Bob blinked, slowly digesting this information. If they could get their hands on one of those mysterious ships, and learn how they operated…
“How badly broken up, or could you see?” he asked. It would do little good to have only mangled pieces of a ship left over after a lithium bomb had hit.
But Juan shook his head. “Not broken. It was all there, Bob. A whole black ship, just waiting for us.”
CHAPTER 9
Flotsam of Space
CAPTURE OF A SHIP of the enemy might change the whole picture of the war. Earth scientists couldn’t produce the miracles that the Planet X race had, but, once having a ship in their hands, they probably could find out how the machinery worked. Then they would be ahead of the other side, since they’d have their own science, plus that of the aliens—which might prove a great deal more than either had alone.
It would take time, of course; even if they unraveled the secrets quickly, it would require tremendous effort and expense to start the new production and reach an effective level. But there might be ways of stalling for time, and of letting the aliens win hollow victories by carefully planned retreats.
Furthermore, the total population of the Solar Federation was over nineteen billion, which must be more manpower than any single planet could boast. And the total amount of minerals and wealth of resources was bound to be greater than Planet X could have.
Given an equal break on weapons, the Federation would win. And this looked like the break.
Bob wasted no more time on words. He went to the telephone, and began dialing headquarters. If he could get his father on the phone and have him reach Wallingford…
Jakes grabbed the phone from his hand. “You aren’t going to call in the Navy, are you, Bob? Hey, what’s wrong with you?”
“What else? This is military business, Si—and they’re set up to handle it. I want Dad to get this moving, before any time is wasted.”

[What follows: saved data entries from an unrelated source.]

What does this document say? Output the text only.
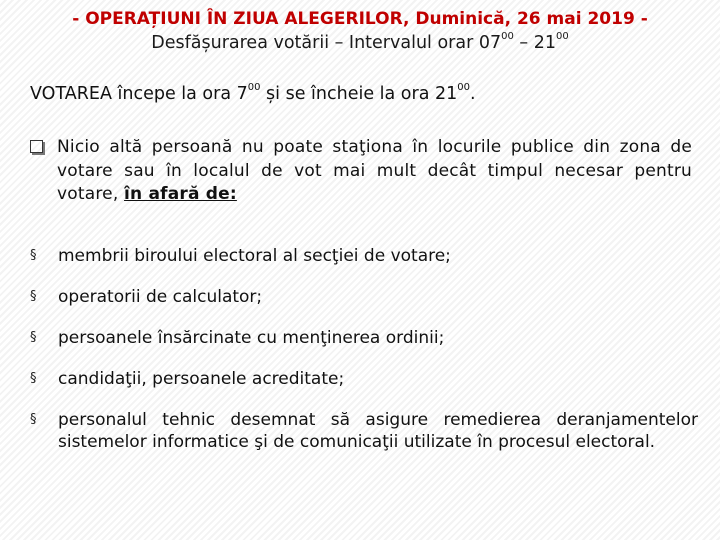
- OPERAȚIUNI ÎN ZIUA ALEGERILOR, Duminică, 26 mai 2019 -
Desfășurarea votării – Intervalul orar $07^{00} - 21^{00}$
VOTAREA începe la ora $7^{00}$ și se încheie la ora $21^{00}$.
Nicio altă persoană nu poate staţiona în locurile publice din zona de votare sau în localul de vot mai mult decât timpul necesar pentru votare, în afară de:
§ membrii biroului electoral al secţiei de votare;
§ operatorii de calculator;
§ persoanele însărcinate cu menţinerea ordinii;
§ candidaţii, persoanele acreditate;
§ personalul tehnic desemnat să asigure remedierea deranjamentelor sistemelor informatice şi de comunicaţii utilizate în procesul electoral.
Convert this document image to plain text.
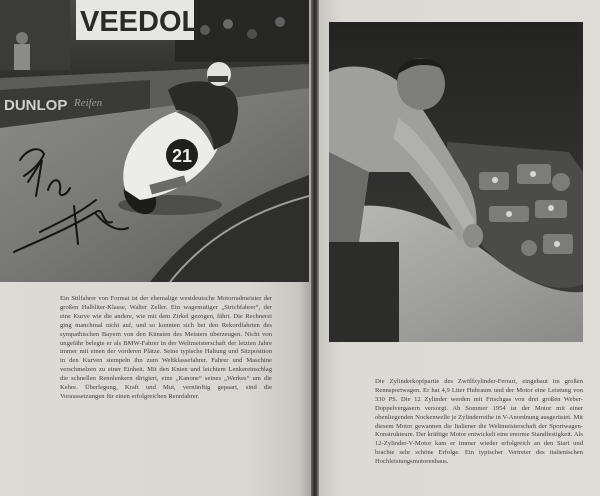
VEEDOL
DUNLOP Reifen
21

Ein Stilfahrer von Format ist der ehemalige westdeutsche Motorradmeister der großen Halbliter-Klasse, Walter Zeller. Ein wagemutiger „Strichfahrer“, der eine Kurve wie die andere, wie mit dem Zirkel gezogen, fährt. Die Rechnerei ging manchmal nicht auf, und so konnten sich bei den Rekordfahrten des sympathischen Bayern von den Künsten des Meisters überzeugen. Nicht von ungefähr belegte er als BMW-Fahrer in der Weltmeisterschaft der letzten Jahre immer mit einen der vorderen Plätze. Seine typische Haltung und Sitzposition in den Kurven stempeln ihn zum Weltklassefahrer. Fahrer und Maschine verschmelzen zu einer Einheit. Mit den Knien und leichtem Lenkereinschlag die schnellen Rennlenkern dirigiert, eine „Kanone“ seines „Werkes“ um die Kehre. Überlegung, Kraft und Mut, vernünftig gepaart, sind die Voraussetzungen für einen erfolgreichen Rennfahrer.

Die Zylinderkopfpartie des Zwölfzylinder-Ferrari, eingebaut im großen Rennsportwagen. Er hat 4,9 Liter Hubraum und der Motor eine Leistung von 330 PS. Die 12 Zylinder werden mit Frischgas von drei großen Weber-Doppelvergasern versorgt. Ab Sommer 1954 ist der Motor mit einer obenliegenden Nockenwelle je Zylinderreihe in V-Anordnung ausgerüstet. Mit diesem Motor gewannen die Italiener die Weltmeisterschaft der Sportwagen-Konstrukteure. Der kräftige Motor entwickelt eine enorme Standfestigkeit. Als 12-Zylinder-V-Motor kam er immer wieder erfolgreich an den Start und brachte sehr schöne Erfolge. Ein typischer Vertreter des italienischen Hochleistungsmotorenbaus.
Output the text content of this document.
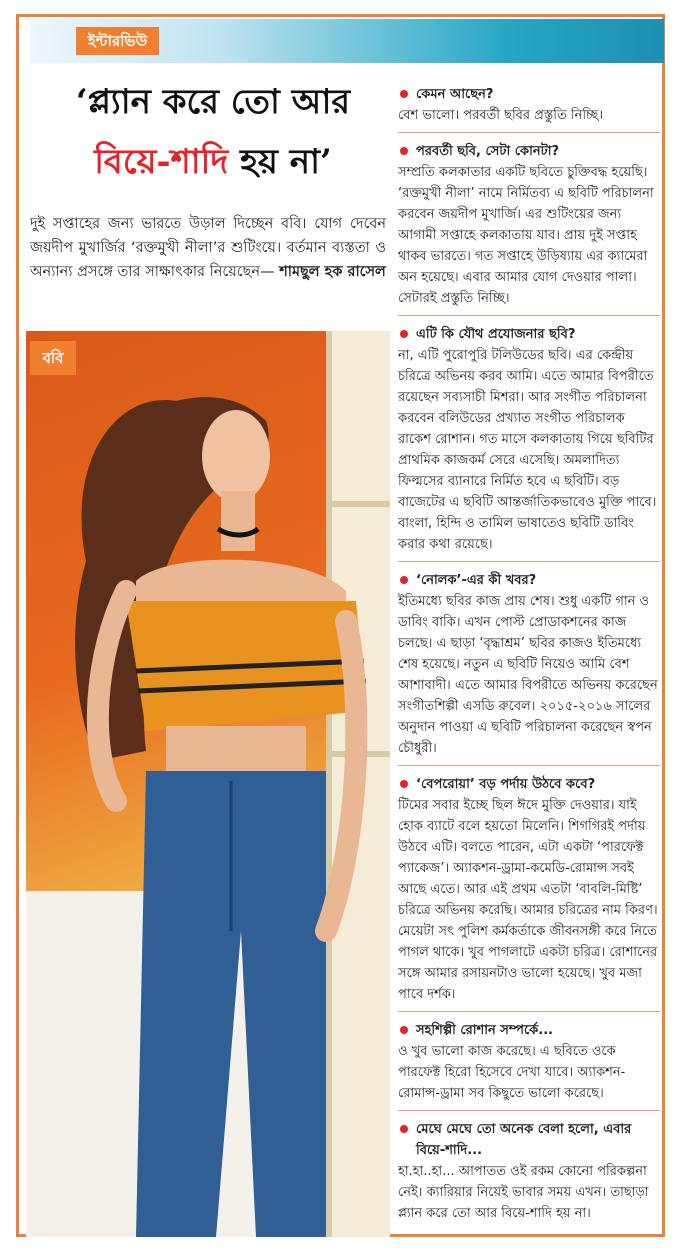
ইন্টারভিউ
‘প্ল্যান করে তো আর
বিয়ে-শাদি হয় না’
দুই সপ্তাহের জন্য ভারতে উড়াল দিচ্ছেন ববি। যোগ দেবেন জয়দীপ মুখার্জির ‘রক্তমুখী নীলা’র শুটিংয়ে। বর্তমান ব্যস্ততা ও অন্যান্য প্রসঙ্গে তার সাক্ষাৎকার নিয়েছেন— শামছুল হক রাসেল
ববি
কেমন আছেন?
বেশ ভালো। পরবর্তী ছবির প্রস্তুতি নিচ্ছি।
পরবর্তী ছবি, সেটা কোনটা?
সম্প্রতি কলকাতার একটি ছবিতে চুক্তিবদ্ধ হয়েছি। ‘রক্তমুখী নীলা’ নামে নির্মিতব্য এ ছবিটি পরিচালনা করবেন জয়দীপ মুখার্জি। এর শুটিংয়ের জন্য আগামী সপ্তাহে কলকাতায় যাব। প্রায় দুই সপ্তাহ থাকব ভারতে। গত সপ্তাহে উড়িষ্যায় এর ক্যামেরা অন হয়েছে। এবার আমার যোগ দেওয়ার পালা। সেটারই প্রস্তুতি নিচ্ছি।
এটি কি যৌথ প্রযোজনার ছবি?
না, এটি পুরোপুরি টলিউডের ছবি। এর কেন্দ্রীয় চরিত্রে অভিনয় করব আমি। এতে আমার বিপরীতে রয়েছেন সব্যসাচী মিশরা। আর সংগীত পরিচালনা করবেন বলিউডের প্রখ্যাত সংগীত পরিচালক রাকেশ রোশান। গত মাসে কলকাতায় গিয়ে ছবিটির প্রাথমিক কাজকর্ম সেরে এসেছি। অমলাদিত্য ফিল্মসের ব্যানারে নির্মিত হবে এ ছবিটি। বড় বাজেটের এ ছবিটি আন্তর্জাতিকভাবেও মুক্তি পাবে। বাংলা, হিন্দি ও তামিল ভাষাতেও ছবিটি ডাবিং করার কথা রয়েছে।
‘নোলক’-এর কী খবর?
ইতিমধ্যে ছবির কাজ প্রায় শেষ। শুধু একটি গান ও ডাবিং বাকি। এখন পোস্ট প্রোডাকশনের কাজ চলছে। এ ছাড়া ‘বৃদ্ধাশ্রম’ ছবির কাজও ইতিমধ্যে শেষ হয়েছে। নতুন এ ছবিটি নিয়েও আমি বেশ আশাবাদী। এতে আমার বিপরীতে অভিনয় করেছেন সংগীতশিল্পী এসডি রুবেল। ২০১৫-২০১৬ সালের অনুদান পাওয়া এ ছবিটি পরিচালনা করেছেন স্বপন চৌধুরী।
‘বেপরোয়া’ বড় পর্দায় উঠবে কবে?
টিমের সবার ইচ্ছে ছিল ঈদে মুক্তি দেওয়ার। যাই হোক ব্যাটে বলে হয়তো মিলেনি। শিগগিরই পর্দায় উঠবে এটি। বলতে পারেন, এটা একটা ‘পারফেক্ট প্যাকেজ’। অ্যাকশন-ড্রামা-কমেডি-রোমান্স সবই আছে এতে। আর এই প্রথম এতটা ‘বাবলি-মিষ্টি’ চরিত্রে অভিনয় করেছি। আমার চরিত্রের নাম কিরণ। মেয়েটা সৎ পুলিশ কর্মকর্তাকে জীবনসঙ্গী করে নিতে পাগল থাকে। খুব পাগলাটে একটা চরিত্র। রোশানের সঙ্গে আমার রসায়নটাও ভালো হয়েছে। খুব মজা পাবে দর্শক।
সহশিল্পী রোশান সম্পর্কে...
ও খুব ভালো কাজ করেছে। এ ছবিতে ওকে পারফেক্ট হিরো হিসেবে দেখা যাবে। অ্যাকশন-রোমান্স-ড্রামা সব কিছুতে ভালো করেছে।
মেঘে মেঘে তো অনেক বেলা হলো, এবার বিয়ে-শাদি...
হা.হা..হা... আপাতত ওই রকম কোনো পরিকল্পনা নেই। ক্যারিয়ার নিয়েই ভাবার সময় এখন। তাছাড়া প্ল্যান করে তো আর বিয়ে-শাদি হয় না।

“That’s just it—there’ll be a lot of wasted tune. They’ll have to check and recheck—and by now, the ship’s probably turned on the other side of the rock. Then they’ll have to screen men for good secrecy risks. Heck, by the time all the red tape is done with, the hull could be back here with scientists working on it.”
“How? Somebody has to go and bring it in,” Bob pointed out.
Jakes nodded quickly. “Sure—we do. We can be there and haul it back in a couple of hours or so. Land it on the other side, where they’re working on that improved proton gun; the scientists there can get right to work on it. We’d be back before the Admiral even made up his mind.”
“And what will we use to haul it?”
It was Juan who answered this time. “There is Simon’s ship, the Icarius. It is fast and strong enough to haul from that little world.”
“And we could be off Outpost before they even knew we were leaving,” Jakes added quickly. “Then, when we had it in tow and were almost back, we could radio our reason for leaving. They’d beef about our going, but they could see what we had from the ground, and they’d be plenty glad to let us land at the right place. We’d use a tight beam, and nobody around here would even know about it, if you’re worrying about secrecy.”
Bob was tempted. He knew that the proper thing was to turn it over to the authorities, but there was just enough truth in what Jakes was saying to make him hesitate. In handling a large Fleet, the commanding officers did have to run through a lot of red tape for even a simple mission; they couldn’t just call in a man and tell him to go and get such and such.